Multiple Choice Questions
The following questions concern analytical procedures in the acquisition and payment cycle. Choose the best response.
a. Which of the following comparisons will be most useful to an auditor in auditing an entity’s income and expense accounts?
(1) Prior year accounts payable to current year accounts payable.
(2) Prior year payroll expense to budgeted current year payroll expense.
(3) Current year revenue to budgeted current year revenue.
(4) Current year warranty expense to current year contingent liabilities.
b. The controller of Excello Manufacturing, Inc., wants to use analytical procedures to identify the possible existence of idle equipment or the possibility that equipment has been disposed of without having been written off. Which of the following ratios will best accomplish this objective?
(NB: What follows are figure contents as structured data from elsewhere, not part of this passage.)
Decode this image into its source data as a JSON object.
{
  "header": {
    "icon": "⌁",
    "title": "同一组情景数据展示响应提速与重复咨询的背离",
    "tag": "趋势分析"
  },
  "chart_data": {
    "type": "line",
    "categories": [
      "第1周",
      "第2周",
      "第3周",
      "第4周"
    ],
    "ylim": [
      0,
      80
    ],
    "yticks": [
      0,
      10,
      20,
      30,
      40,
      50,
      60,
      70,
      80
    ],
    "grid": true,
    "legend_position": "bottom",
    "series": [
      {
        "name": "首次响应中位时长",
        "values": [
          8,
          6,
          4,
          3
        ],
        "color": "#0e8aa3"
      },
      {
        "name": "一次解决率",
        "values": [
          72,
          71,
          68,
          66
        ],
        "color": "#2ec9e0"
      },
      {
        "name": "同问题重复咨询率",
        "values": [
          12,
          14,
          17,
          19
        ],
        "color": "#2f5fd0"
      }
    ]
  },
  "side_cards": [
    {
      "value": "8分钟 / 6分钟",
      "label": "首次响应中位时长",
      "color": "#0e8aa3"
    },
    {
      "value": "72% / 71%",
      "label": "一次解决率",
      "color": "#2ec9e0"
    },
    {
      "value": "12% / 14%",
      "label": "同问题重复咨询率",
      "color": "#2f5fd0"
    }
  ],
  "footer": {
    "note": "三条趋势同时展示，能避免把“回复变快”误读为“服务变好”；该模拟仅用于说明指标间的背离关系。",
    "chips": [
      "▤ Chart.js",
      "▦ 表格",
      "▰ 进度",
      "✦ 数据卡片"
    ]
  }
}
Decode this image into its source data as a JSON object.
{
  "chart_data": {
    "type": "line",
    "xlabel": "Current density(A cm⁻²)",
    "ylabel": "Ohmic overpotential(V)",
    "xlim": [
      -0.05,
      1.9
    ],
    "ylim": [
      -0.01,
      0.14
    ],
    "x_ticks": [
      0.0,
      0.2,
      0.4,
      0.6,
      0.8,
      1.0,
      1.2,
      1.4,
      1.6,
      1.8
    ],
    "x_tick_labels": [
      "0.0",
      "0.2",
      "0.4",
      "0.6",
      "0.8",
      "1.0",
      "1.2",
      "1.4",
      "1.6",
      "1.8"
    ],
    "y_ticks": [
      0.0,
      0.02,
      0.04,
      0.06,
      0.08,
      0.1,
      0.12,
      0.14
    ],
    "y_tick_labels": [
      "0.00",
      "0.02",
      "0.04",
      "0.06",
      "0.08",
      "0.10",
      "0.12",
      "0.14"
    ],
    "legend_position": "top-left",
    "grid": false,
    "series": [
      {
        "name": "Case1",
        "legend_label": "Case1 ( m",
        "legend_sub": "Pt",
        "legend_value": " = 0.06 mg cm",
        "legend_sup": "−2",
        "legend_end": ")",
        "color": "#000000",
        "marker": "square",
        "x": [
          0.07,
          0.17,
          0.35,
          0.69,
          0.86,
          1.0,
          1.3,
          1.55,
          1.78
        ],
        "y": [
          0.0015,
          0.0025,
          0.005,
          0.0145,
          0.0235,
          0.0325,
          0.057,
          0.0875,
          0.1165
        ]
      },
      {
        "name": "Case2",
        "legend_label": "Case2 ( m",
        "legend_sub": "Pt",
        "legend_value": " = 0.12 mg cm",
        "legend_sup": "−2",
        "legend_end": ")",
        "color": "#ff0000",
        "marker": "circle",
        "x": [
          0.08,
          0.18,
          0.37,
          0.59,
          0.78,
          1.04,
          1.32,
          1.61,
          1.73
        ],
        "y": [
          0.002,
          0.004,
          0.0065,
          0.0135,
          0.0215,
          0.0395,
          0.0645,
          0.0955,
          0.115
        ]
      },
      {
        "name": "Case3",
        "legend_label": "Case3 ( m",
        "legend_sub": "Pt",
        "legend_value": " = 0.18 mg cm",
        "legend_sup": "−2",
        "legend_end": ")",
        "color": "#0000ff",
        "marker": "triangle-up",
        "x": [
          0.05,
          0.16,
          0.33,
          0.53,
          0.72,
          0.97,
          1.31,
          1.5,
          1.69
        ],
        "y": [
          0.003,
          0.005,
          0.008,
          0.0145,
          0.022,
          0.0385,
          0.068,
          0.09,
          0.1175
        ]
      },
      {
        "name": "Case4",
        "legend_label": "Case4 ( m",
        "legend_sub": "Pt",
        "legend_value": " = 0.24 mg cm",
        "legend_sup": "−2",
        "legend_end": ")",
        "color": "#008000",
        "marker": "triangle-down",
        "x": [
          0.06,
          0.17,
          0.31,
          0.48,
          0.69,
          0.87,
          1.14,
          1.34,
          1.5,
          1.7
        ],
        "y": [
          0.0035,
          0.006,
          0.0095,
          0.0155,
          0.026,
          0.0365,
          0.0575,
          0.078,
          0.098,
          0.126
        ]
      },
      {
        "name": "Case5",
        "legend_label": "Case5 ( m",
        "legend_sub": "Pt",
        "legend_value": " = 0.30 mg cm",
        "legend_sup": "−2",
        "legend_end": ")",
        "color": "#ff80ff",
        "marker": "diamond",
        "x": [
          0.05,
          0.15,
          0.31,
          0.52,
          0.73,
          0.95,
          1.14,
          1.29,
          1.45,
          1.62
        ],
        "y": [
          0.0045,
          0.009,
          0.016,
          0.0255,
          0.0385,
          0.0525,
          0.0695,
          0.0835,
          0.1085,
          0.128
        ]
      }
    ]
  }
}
(1) Depreciation expense/book value of manufacturing equipment.
(2) Accumulated depreciation/book value of manufacturing equipment.
(3) Repairs and maintenance cost/direct labor costs.
(4) Gross manufacturing equipment cost/units produced.
c. Which of the following analytical procedures might suggest that certain repairs and maintenance expenses have been inappropriately capitalized?
(1) The ratio of additions to equipment divided by the beginning balance in the equipment account is significantly lower than the same ratio from the prior three years.
(2) The balance in the repairs and maintenance expense account is noticeably lower than amounts recorded in the past several years.
(3) The balance in the gross equipment account has decreased this year compared to the prior year.
(4) The ratio of depreciation expense divided by gross equipment is higher in the current year compared to prior years.